One of the greatest thngs about living in Toronto means that I have access to an abundance of fabulous Chinese food. Because of this, there are things that I don't even try to make at home all that often. For the most part, I will think "why would I even attempt BBQ at home when I am a 10 minute drive from Ka Ka?" but you know, I'm in the eye of the stupid winter vortex, I don't have a car during the winter and I didn't think far enough ahead to pick some up earlier in the week and I want to make Cantonese Chow Mein. Shit happens.
I used to date a Chinese guy and his parents made their own BBQ pork and duck and I recall that it was far superior to anything that you could get in a restaurant but I never gave much thought to how they made this stuff. Once, when I was sleeping over at their house I ventured down to the basement in the dark in search of my designated spot on the couch, I had a close encounter with my own mortality. It was completely blacked out and I was a bit disorientated and was fumbling around, looking for the light when I was whacked in the face by something heavy and greasy and I started screaming my head off. I tried to dodge the big, greasy things that felt like an army of satan's beaver tails but as soon as I had fought off one, I would be hit in the back of the head by another. It felt like I was being attacked on all sides and, for a moment, my life flashed before my eyes. Okay, I think I might have also had a couple cocktails in me and that certainly didn't help the situation but it was pitch dark, I was in a strange house where I wasn't an overly welcome guest and was always a bit on edge to begin with - all that was missing was the shower music from Psycho. Suddenly, the light snapped on and my boyfriend was standing at the bottom of the stairs, laughing his ass off at me. I found myself standing in the midst of at least a dozen ducks hanging from the ceiling, flattened like flowers pressed between the pages of a book.
WHO DOES THAT???
Anyway, I wanted BBQ Pork so I had to make it myself. It might not be 100% authentic but most people don't have maltose syrup or big hooks with which to hang their chunks of pork but this produces a pretty good home version with ingredients that most people can get their hands on.
Easy Char Sui/BBQ Porkadapted from momofukufor2.com
Ingredients1 lb pork tenderloin
1 1/2 tbls brown rice syrup (or maltose if you have it or corn syrup)
1 1/2 tbls honey
1 1/2 tbls hoisin sauce
1 tbls dark soy
1/2 tbls light soy sauce
1/2 tsp five spice powder
1/2 tbls sesame oil
3 large cloves garlic, peeled and sliced
3 coin sized slices of fresh ginger
Instructionsmist everything but the pork in a sauce pan and bring to a boil over medium heat. Simmer for a minute or two until everything is melted and thickens up just a bit. Let it cool to room temperature.

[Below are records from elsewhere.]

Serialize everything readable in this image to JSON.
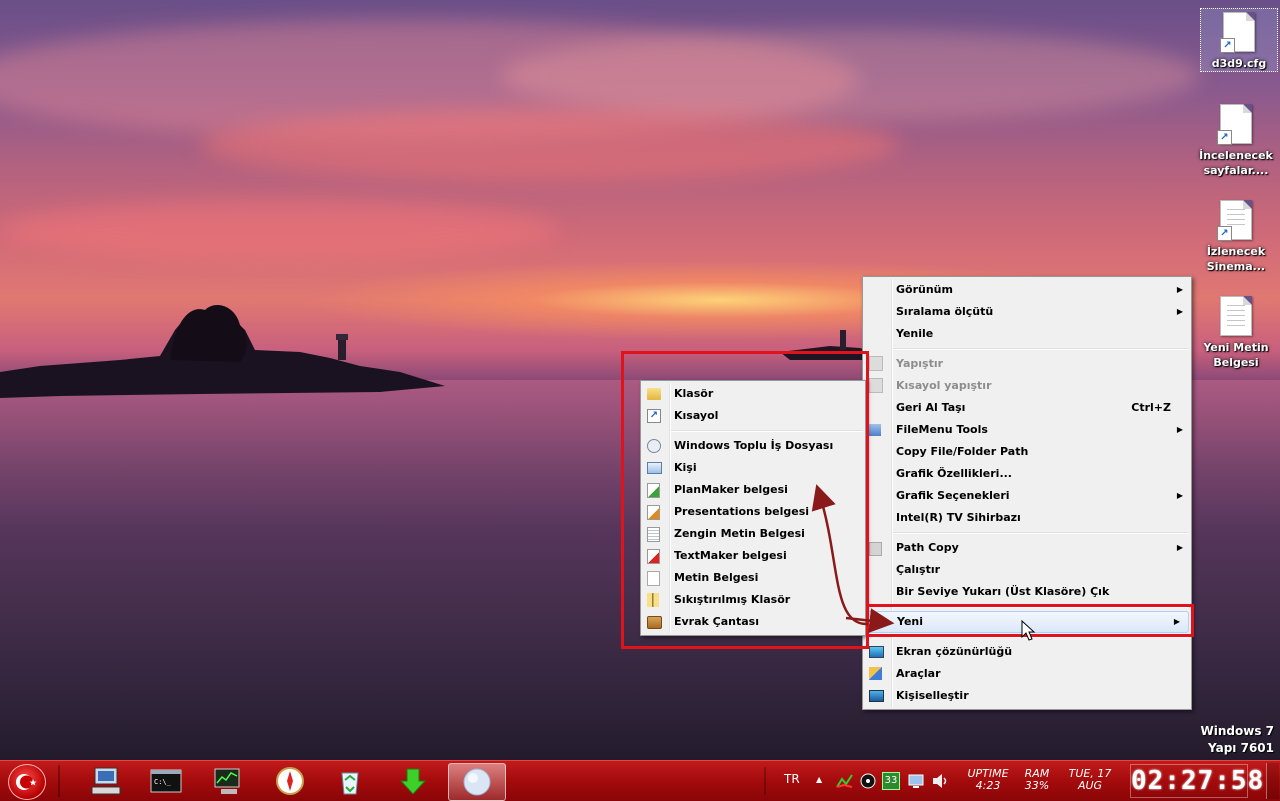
{
  "desktop": {
    "icons": [
      {
        "label": "d3d9.cfg"
      },
      {
        "label": "İncelenecek sayfalar...."
      },
      {
        "label": "İzlenecek Sinema..."
      },
      {
        "label": "Yeni Metin Belgesi"
      }
    ],
    "watermark": {
      "line1": "Windows 7",
      "line2": "Yapı 7601"
    }
  },
  "context_menu": {
    "items": [
      {
        "label": "Görünüm",
        "submenu": true
      },
      {
        "label": "Sıralama ölçütü",
        "submenu": true
      },
      {
        "label": "Yenile"
      },
      {
        "label": "Yapıştır",
        "disabled": true
      },
      {
        "label": "Kısayol yapıştır",
        "disabled": true
      },
      {
        "label": "Geri Al Taşı",
        "shortcut": "Ctrl+Z"
      },
      {
        "label": "FileMenu Tools",
        "submenu": true
      },
      {
        "label": "Copy File/Folder Path"
      },
      {
        "label": "Grafik Özellikleri..."
      },
      {
        "label": "Grafik Seçenekleri",
        "submenu": true
      },
      {
        "label": "Intel(R) TV Sihirbazı"
      },
      {
        "label": "Path Copy",
        "submenu": true
      },
      {
        "label": "Çalıştır"
      },
      {
        "label": "Bir Seviye Yukarı (Üst Klasöre) Çık"
      },
      {
        "label": "Yeni",
        "submenu": true,
        "highlighted": true
      },
      {
        "label": "Ekran çözünürlüğü"
      },
      {
        "label": "Araçlar"
      },
      {
        "label": "Kişiselleştir"
      }
    ],
    "submenu_arrow": "▶"
  },
  "new_submenu": {
    "items": [
      {
        "label": "Klasör",
        "icon": "folder-icon"
      },
      {
        "label": "Kısayol",
        "icon": "shortcut-icon"
      },
      {
        "label": "Windows Toplu İş Dosyası",
        "icon": "batch-file-icon"
      },
      {
        "label": "Kişi",
        "icon": "contact-icon"
      },
      {
        "label": "PlanMaker belgesi",
        "icon": "planmaker-icon"
      },
      {
        "label": "Presentations belgesi",
        "icon": "presentations-icon"
      },
      {
        "label": "Zengin Metin Belgesi",
        "icon": "rich-text-icon"
      },
      {
        "label": "TextMaker belgesi",
        "icon": "textmaker-icon"
      },
      {
        "label": "Metin Belgesi",
        "icon": "text-document-icon"
      },
      {
        "label": "Sıkıştırılmış Klasör",
        "icon": "zip-folder-icon"
      },
      {
        "label": "Evrak Çantası",
        "icon": "briefcase-icon"
      }
    ]
  },
  "taskbar": {
    "language": "TR",
    "badge": "33",
    "uptime_label": "UPTIME",
    "uptime_value": "4:23",
    "ram_label": "RAM",
    "ram_value": "33%",
    "date_line1": "TUE, 17",
    "date_line2": "AUG",
    "clock": "02:27:58"
  },
  "colors": {
    "highlight_box": "#e0121b",
    "taskbar": "#a40b0c"
  }
}
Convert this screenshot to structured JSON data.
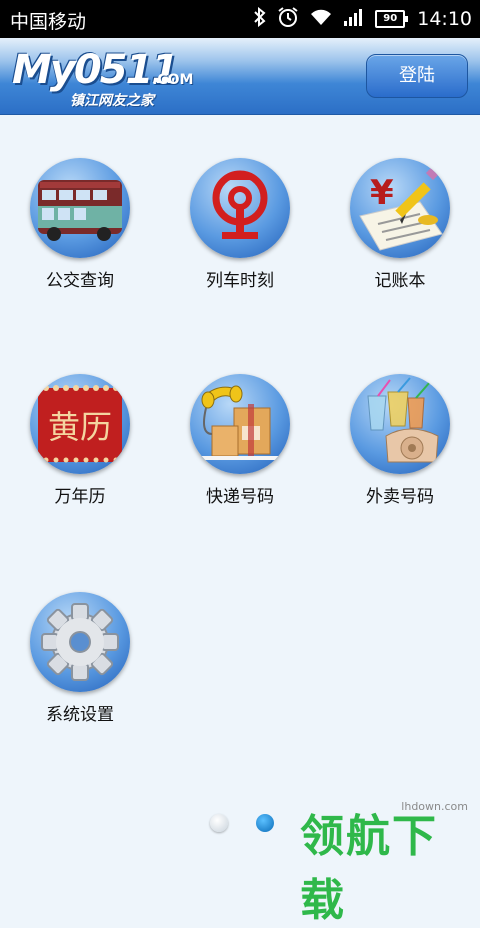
{
  "status_bar": {
    "carrier": "中国移动",
    "battery": "90",
    "time": "14:10",
    "icons": [
      "bluetooth-icon",
      "alarm-icon",
      "wifi-icon",
      "signal-icon",
      "battery-icon"
    ]
  },
  "header": {
    "logo_text": "My0511",
    "logo_com": ".COM",
    "logo_subtitle": "镇江网友之家",
    "login_label": "登陆"
  },
  "grid": {
    "items": [
      {
        "label": "公交查询",
        "icon": "bus-icon"
      },
      {
        "label": "列车时刻",
        "icon": "railway-logo-icon"
      },
      {
        "label": "记账本",
        "icon": "ledger-pen-icon"
      },
      {
        "label": "万年历",
        "icon": "calendar-icon"
      },
      {
        "label": "快递号码",
        "icon": "parcel-phone-icon"
      },
      {
        "label": "外卖号码",
        "icon": "drinks-phone-icon"
      },
      {
        "label": "系统设置",
        "icon": "gear-icon"
      }
    ],
    "calendar_glyphs": "黄历"
  },
  "pager": {
    "total": 2,
    "current": 2
  },
  "watermark": {
    "text": "领航下载",
    "url": "lhdown.com"
  },
  "colors": {
    "accent": "#2c6fc6",
    "watermark": "#2fb84a"
  }
}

Cut your pork tenderloin into three or four chunks and toss it with most of the sauce, reserving a small bowl to baste it with at the very end, and let it marinate in the fridge. If you can manage a full 24 hours that is fabulous but sometimes life happens and I have done it with as little as 6 hours and its still tasty.
When it's time to cook it, take it out of the fridge at least 30 minutes before cooking time to let it come down to room temp. If you can, you want to grill this pork but I am Canadian and that is not always possible so, if you can't grill it, roast it and then broil it.
|out of the marinade and ready to go into the oven|
Heat the oven to 425F and lay the pork pieces on a rack over a foil or parchment lined baking sheet.
Cook the pork until the internal temp is 160F, probably about 30-35 minutes. For the final glazing, brush the pork with the remaining marinade that you set aside and broil it, turning the pieces so that you char all sides but careful, because all that sugar will burn if you don't watch it.
Let it sit for at least ten minutes after you remove if from the oven before you slice it to serve it. It's great at room temp, in a sandwich, on rice or in any kind of stir fried dish.